Saxlund Melissa A, Sadler-Riggleman Ingrid, Skinner Michael K
Center for Reproductive Biology, School of Molecular Biosciences, Washington State University, Pullman, Washington 99164-4231, USA.
Mol Reprod Dev. 2004 Jul;68(3):269-78. doi: 10.1002/mrd.20080.
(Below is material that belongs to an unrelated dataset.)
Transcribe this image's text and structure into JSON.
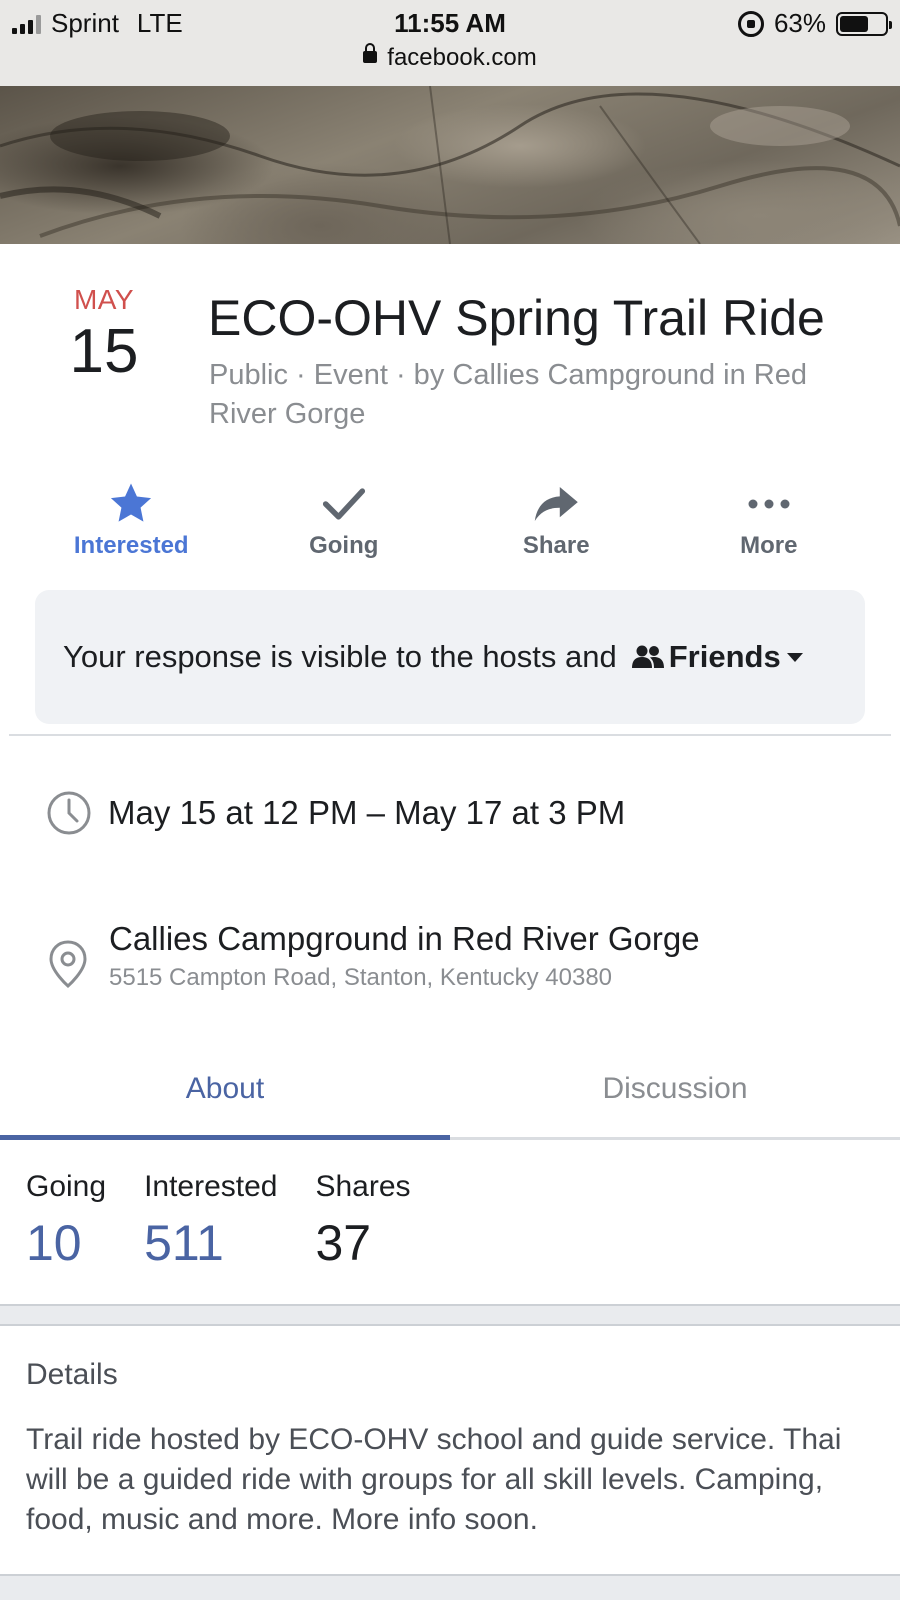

Differentiation of Sertoli cells is marked by the presence of novel gene products such as transferrin and androgen-binding protein (ABP). Transcriptional regulation of Sertoli cell differentiation is, in part, controlled through the binding of specific transcription factors to response elements within these genes promoters. Transferrin gene expression has been shown to be regulated by the binding and interactions of basic helix-loop-helix (bHLH) and cAMP response element binding protein (CREB) to an E-box and cyclic AMP response element (CRE), respectively. Interaction between the bHLH and CREB is facilitated through subsequent binding of CREB-binding protein (CBP)/p300. The hypothesis tested in the current study is that ABP expression is regulated by a similar mechanism. The ABP promoter activation was analyzed through the use of transfection assays, site-directed mutagenesis, and electromobility shift assays (EMSA). Transient transfections of rat Sertoli cells used a reporter construct containing the proximal 619 bp of the ABP promoter. Observations suggest that cAMP and follicle stimulating hormone (FSH) upregulate the expression of ABP. Mutational studies of the three E-boxes and the CRE of the 619-bp ABP promoter indicate that all of these elements are critical for stimulation of promoter activity. EMSA revealed a weak interaction between an E-box-2 and the CRE that are overlapping in the promoter. An artificial promoter that contains only an E-box and CRE was created to further test this hypothesis. The artificial promoter was stimulated by both FSH and cAMP. Experiments with mutants of the artificial promoter demonstrate that both response elements contribute to the optimal activation of the promoter construct. The overexpression of the bHLH inhibitor Id (i.e., inhibitor of differentiation) that binds bHLH proteins and eliminates DNA binding was found to suppress hormone activation of the ABP promoter. Combined observations of the ABP promoter and artificial promoter provide insight into a common mechanism for gene regulation in differentiated Sertoli cells involving a role for both the bHLH and CREB family of transcription factors.
支持细胞的分化以新基因产物如转铁蛋白和雄激素结合蛋白(ABP)的存在为标志。支持细胞分化的转录调控部分是通过特定转录因子与这些基因启动子内的反应元件结合来控制的。转铁蛋白基因表达已被证明分别受碱性螺旋-环-螺旋(bHLH)和cAMP反应元件结合蛋白(CREB)与E盒和环磷酸腺苷反应元件(CRE)的结合及相互作用调控。bHLH和CREB之间的相互作用通过CREB结合蛋白(CBP)/p300的后续结合得以促进。本研究中检验的假设是ABP表达受类似机制调控。通过转染试验、定点诱变和电泳迁移率变动分析(EMSA)对ABP启动子激活进行了分析。大鼠支持细胞的瞬时转染使用了一个包含ABP启动子近端619 bp的报告构建体。观察结果表明cAMP和促卵泡激素(FSH)上调ABP的表达。对619 bp ABP启动子的三个E盒和CRE的突变研究表明,所有这些元件对启动子活性的刺激都至关重要。EMSA揭示了启动子中重叠的E盒-2和CRE之间存在弱相互作用。构建了一个仅包含一个E盒和CRE的人工启动子以进一步检验该假设。该人工启动子受到FSH和cAMP两者的刺激。对人工启动子突变体的实验表明,两个反应元件都有助于启动子构建体的最佳激活。发现结合bHLH蛋白并消除DNA结合的bHLH抑制剂Id(即分化抑制剂)的过表达可抑制ABP启动子的激素激活。对ABP启动子和人工启动子的综合观察为分化的支持细胞中涉及bHLH和CREB转录因子家族作用的基因调控共同机制提供了见解。